*The following is excerpted from an online article posted on Forbes.com.
When laws that ban teenage drivers in the United States from texting, using hand-held phones, and engaging in other distracted behavior are implemented, they work. It’s important, as motor vehicle crashes continue to be the leading cause of death among teens in this country, and distracted driving is known to increase the crash risk for all drivers.
Those are the highlights of a new study that set out to determine the link between state distracted driving laws and fatal crash rates involving 16- to 19-year-old drivers.
“Distracted Driving Laws and Motor Vehicle Crash Fatalities," published in the journal Pediatrics in June, found that states with primary texting bans had significantly lower crash death rates overall involving teen drivers.

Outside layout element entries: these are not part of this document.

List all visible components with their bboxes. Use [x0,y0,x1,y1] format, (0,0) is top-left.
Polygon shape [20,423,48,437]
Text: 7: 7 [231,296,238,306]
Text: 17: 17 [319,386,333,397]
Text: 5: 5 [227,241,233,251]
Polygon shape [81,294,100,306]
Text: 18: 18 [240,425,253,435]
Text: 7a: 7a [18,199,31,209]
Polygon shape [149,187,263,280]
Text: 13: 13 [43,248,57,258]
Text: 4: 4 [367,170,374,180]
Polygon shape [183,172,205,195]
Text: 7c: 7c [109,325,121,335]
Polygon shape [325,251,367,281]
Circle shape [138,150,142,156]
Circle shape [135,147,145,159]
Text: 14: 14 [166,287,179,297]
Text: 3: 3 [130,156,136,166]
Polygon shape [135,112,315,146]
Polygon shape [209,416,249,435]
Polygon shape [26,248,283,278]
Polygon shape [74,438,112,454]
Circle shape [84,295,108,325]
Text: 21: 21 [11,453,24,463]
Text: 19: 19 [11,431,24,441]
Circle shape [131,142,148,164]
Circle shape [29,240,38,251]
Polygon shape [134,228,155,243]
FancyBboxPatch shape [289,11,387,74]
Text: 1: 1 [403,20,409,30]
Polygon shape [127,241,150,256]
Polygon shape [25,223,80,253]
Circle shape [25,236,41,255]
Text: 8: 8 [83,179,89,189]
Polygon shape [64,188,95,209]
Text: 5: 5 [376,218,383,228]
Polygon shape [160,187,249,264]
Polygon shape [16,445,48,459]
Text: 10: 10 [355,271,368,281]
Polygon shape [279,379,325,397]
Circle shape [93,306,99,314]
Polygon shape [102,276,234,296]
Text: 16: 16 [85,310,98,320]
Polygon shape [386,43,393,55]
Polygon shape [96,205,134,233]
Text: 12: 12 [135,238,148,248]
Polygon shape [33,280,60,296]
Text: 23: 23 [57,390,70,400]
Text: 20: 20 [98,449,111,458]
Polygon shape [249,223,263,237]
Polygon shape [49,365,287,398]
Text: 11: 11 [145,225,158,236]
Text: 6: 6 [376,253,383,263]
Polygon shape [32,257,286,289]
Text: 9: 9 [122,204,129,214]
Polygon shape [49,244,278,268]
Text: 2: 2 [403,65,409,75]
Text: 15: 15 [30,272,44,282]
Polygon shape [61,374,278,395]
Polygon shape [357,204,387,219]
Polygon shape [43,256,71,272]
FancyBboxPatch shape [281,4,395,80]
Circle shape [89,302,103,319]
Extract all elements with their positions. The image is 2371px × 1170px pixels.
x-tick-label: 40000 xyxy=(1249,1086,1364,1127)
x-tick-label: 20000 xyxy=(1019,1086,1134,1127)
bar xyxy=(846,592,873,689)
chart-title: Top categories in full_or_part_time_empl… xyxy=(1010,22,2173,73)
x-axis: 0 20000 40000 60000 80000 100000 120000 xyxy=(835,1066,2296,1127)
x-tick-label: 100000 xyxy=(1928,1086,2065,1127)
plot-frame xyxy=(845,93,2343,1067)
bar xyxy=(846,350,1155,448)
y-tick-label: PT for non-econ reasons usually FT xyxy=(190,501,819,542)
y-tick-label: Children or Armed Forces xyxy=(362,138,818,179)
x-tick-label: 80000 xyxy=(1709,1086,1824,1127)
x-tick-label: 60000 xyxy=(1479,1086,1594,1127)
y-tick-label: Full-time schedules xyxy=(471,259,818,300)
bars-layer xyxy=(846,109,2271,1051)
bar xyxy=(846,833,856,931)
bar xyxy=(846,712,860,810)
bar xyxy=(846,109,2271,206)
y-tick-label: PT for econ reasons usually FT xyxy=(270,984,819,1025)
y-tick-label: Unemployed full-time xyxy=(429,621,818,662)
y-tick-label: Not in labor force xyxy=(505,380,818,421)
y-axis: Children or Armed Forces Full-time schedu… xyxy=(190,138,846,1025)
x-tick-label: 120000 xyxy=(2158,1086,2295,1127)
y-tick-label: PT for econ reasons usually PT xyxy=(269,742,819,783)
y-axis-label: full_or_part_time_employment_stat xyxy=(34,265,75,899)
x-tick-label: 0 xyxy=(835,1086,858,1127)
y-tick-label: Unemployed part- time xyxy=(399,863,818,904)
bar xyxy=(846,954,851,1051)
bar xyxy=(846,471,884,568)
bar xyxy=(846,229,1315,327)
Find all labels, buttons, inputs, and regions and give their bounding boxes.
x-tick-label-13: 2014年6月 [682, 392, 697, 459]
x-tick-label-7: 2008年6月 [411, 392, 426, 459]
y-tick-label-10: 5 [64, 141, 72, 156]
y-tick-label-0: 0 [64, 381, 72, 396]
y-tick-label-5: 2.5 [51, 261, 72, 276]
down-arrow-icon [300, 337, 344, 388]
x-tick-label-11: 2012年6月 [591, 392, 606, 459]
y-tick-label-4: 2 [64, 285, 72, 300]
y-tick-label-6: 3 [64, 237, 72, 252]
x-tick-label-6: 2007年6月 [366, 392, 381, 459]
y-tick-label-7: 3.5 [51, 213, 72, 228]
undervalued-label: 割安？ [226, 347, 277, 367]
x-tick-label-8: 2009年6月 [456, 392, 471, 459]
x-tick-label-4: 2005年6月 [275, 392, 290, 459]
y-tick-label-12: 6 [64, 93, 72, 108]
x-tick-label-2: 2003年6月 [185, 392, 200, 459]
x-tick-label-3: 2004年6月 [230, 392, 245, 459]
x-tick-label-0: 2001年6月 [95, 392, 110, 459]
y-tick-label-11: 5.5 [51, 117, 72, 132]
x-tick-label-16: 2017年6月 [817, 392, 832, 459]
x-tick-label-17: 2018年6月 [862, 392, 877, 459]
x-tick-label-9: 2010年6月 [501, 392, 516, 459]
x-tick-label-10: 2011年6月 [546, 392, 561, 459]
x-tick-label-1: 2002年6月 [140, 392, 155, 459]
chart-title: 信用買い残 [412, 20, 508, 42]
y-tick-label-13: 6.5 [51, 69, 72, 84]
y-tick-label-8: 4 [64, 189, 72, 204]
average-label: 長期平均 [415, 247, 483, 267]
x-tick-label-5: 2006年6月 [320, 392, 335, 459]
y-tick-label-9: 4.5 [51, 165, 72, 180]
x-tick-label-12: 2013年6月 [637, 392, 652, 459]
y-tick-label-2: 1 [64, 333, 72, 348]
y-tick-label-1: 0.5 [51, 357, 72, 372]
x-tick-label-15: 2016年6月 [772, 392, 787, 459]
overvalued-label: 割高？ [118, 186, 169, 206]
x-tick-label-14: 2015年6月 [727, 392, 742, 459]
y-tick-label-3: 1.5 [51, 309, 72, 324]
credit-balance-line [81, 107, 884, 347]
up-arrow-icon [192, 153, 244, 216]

Researchers analyzed 38,215 fatal motor vehicle crashes in the U.S. involving teen drivers and passengers between 2007-2017, based on federal data. Deaths involving teenage drivers increased with each year of age; they were highest for 19-year-old drivers.
The number of states with any type of distracted driving law increased from 15 in 2007 to 47 in 2017, the time period of the study. Rates of fatal crashes involving 16-19-year-old drivers decreased by nearly a third during that time. Primary laws were most effective, but states with secondary laws also experienced a lower death rate than states with no laws at all. In addition, primary and secondary texting laws were associated with a reduction in teenage passenger deaths.